De Europese ruimtevaartorganisatie ESA heeft met succes de Sentinel-5 Precursor-satelliet gelanceerd vanaf een lanceerplatform in Rusland. De satelliet gaat via een Nederlandse spectrometer dagelijks zeer gedetailleerd de wereldwijde luchtkwaliteit meten.
De lancering vond plaats iets voor 11.30 uur Nederlandse tijd vanaf Kosmodroom Pesetsk, een ruimtevaartbasis zo'n 800 km ten noorden van Moskou. Vanuit een zwaar bewolkte en in mist gehulde lanceerlocatie werd de Europese satelliet gelanceerd met een Russische Rokot-raket, in feite een omgebouwde SS-19 intercontinentale ballistische raket uit de Koude Oorlog uit begin jaren '70. De lancering en de eerste ontkoppeling verliepen probleemloos. Ook de laatste ontkoppeling is succesvol verlopen; de satelliet is volledig ontkoppeld en het eerste signaal is iets na 13.00 uur Nederlandse tijd ontvangen.
De geavanceerde Sentinel-5P-satelliet beschikt over een zeer modern Tropomi-instrument van Nederlandse makelij. Deze geavanceerde spectrometer is in staat om de atmosfeer te bestuderen tot op moleculair niveau. Het is het enige instrument aan boord van de satelliet. Via dit apparaat is ESA in staat op zeer gedetailleerde wijze de gassen koolmonoxide, methaan, stikstofdioxide, ozon, zwaveldioxide, formaldehyde, wolken en aerosol in kaart te brengen.
Het instrument heeft een grote kijkhoek van 2600 kilometer en een groot golflengtebereik. De resolutie is ook aanzienlijk verbeterd. Waar Sciamachy, een vorige Europese satelliet, nog een gebied van 200 x 30 km per pixel had om te meten, is dat bij Tropomi 7 x 3 km. Dit betekent dat veel preciezer en scherper, tot op stadsniveau, metingen kunnen worden verricht. Door de grote kijkhoek kan de satelliet de gehele aarde in een dag in kaart brengen. De satelliet opereert vanaf een hoogte van zo'n 824km boven de aarde en maakt elke dag 16 omlopen om de aarde.

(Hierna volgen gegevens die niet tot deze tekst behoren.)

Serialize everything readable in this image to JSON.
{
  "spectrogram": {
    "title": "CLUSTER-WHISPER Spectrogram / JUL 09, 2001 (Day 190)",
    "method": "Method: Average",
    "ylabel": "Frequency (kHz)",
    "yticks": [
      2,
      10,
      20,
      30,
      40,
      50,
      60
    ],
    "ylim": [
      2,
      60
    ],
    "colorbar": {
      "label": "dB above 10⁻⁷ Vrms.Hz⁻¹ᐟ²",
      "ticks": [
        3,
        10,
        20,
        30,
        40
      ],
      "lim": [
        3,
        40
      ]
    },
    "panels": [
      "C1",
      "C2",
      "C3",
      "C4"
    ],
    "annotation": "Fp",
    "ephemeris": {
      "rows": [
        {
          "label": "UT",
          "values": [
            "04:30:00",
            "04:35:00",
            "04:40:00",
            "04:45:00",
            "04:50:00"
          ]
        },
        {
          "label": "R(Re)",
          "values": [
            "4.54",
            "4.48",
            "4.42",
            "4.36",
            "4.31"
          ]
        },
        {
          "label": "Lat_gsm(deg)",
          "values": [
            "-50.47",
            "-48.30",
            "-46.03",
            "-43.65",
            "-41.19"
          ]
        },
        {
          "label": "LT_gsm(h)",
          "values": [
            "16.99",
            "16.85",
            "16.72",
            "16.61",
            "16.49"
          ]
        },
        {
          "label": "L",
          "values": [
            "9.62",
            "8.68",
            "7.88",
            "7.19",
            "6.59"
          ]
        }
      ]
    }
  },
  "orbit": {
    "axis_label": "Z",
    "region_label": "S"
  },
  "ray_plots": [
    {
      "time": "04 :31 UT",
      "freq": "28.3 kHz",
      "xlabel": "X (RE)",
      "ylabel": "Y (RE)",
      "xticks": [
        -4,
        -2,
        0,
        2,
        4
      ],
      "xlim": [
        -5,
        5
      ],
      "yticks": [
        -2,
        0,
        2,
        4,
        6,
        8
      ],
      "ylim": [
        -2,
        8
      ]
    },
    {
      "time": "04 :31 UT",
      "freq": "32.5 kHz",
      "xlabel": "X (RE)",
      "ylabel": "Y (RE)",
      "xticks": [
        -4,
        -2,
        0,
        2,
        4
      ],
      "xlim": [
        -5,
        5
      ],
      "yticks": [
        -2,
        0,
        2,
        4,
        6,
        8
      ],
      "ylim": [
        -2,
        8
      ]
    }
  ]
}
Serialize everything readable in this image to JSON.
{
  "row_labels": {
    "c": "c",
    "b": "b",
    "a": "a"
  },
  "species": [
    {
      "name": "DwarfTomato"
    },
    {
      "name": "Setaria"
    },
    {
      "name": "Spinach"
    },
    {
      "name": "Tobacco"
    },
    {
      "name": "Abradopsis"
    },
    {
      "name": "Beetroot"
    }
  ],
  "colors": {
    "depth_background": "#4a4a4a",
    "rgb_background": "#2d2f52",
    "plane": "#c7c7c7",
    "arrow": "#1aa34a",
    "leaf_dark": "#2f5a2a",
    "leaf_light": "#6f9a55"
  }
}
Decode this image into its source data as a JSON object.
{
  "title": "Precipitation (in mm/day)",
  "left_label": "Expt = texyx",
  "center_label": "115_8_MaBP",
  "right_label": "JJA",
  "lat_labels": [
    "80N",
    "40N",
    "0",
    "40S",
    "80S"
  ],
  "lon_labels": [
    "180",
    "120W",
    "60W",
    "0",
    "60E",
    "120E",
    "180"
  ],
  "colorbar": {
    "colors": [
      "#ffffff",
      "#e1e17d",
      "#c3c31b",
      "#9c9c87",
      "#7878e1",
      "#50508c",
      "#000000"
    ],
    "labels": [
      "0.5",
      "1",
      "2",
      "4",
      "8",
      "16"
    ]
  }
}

Pepijn Veefkind van het Nederlandse KNMI zei eerder dat Tropomi dagelijks zo'n 20 miljoen observaties uitvoert van belangrijke luchtvervuilende stoffen en gassen die het klimaat aantasten. Het KNMI gebruikt de data voor het verbeteren van de voorspellingen van de luchtkwaliteit en om de vermindering of de vermeerdering van de uitstoot van gassen te kunnen bijhouden. Zo hoopt het instituut beter te kunnen zeggen welke maatregelen effectief zijn om de lucht die we inademen, te beschermen.
Het Nederlandse ruimteonderzoeksinstituut SRON heeft samen met het KNMI de wetenschappelijke leiding over het instrument. Het instituut heeft ruim acht jaar gewerkt aan de ontwikkeling van algoritmen voor methaan en koolmonoxide voor de gegevens afkomstig van Tropomi. Het levert straks enorme hoeveelheden data op over de aardatmosfeer: 40GB per baan om de aarde. Voor de verwerking van de vele gegevens werkt SRON samen met SURFsara om te zorgen voor voldoende capaciteit en rekenkracht.
De satelliet maakt deel uit van het Copernicus-programma van ESA en de Europese Commissie, waarbij satellieten worden ingezet voor de aardobservatie. Er bevinden zich al vijf andere Copernicus-satellieten in een baan om de aarde. De satellieten meten onder andere het landoppervlak, de oceanen en de atmosfeer. Het doel is om te komen tot een continue stroom aan gegevens van hoge kwaliteit over de aarde en het milieu, zodat dit overheden, instellingen en bedrijven kan helpen bij het nemen van beslissingen en het doen van nader onderzoek, over bijvoorbeeld klimaatverandering.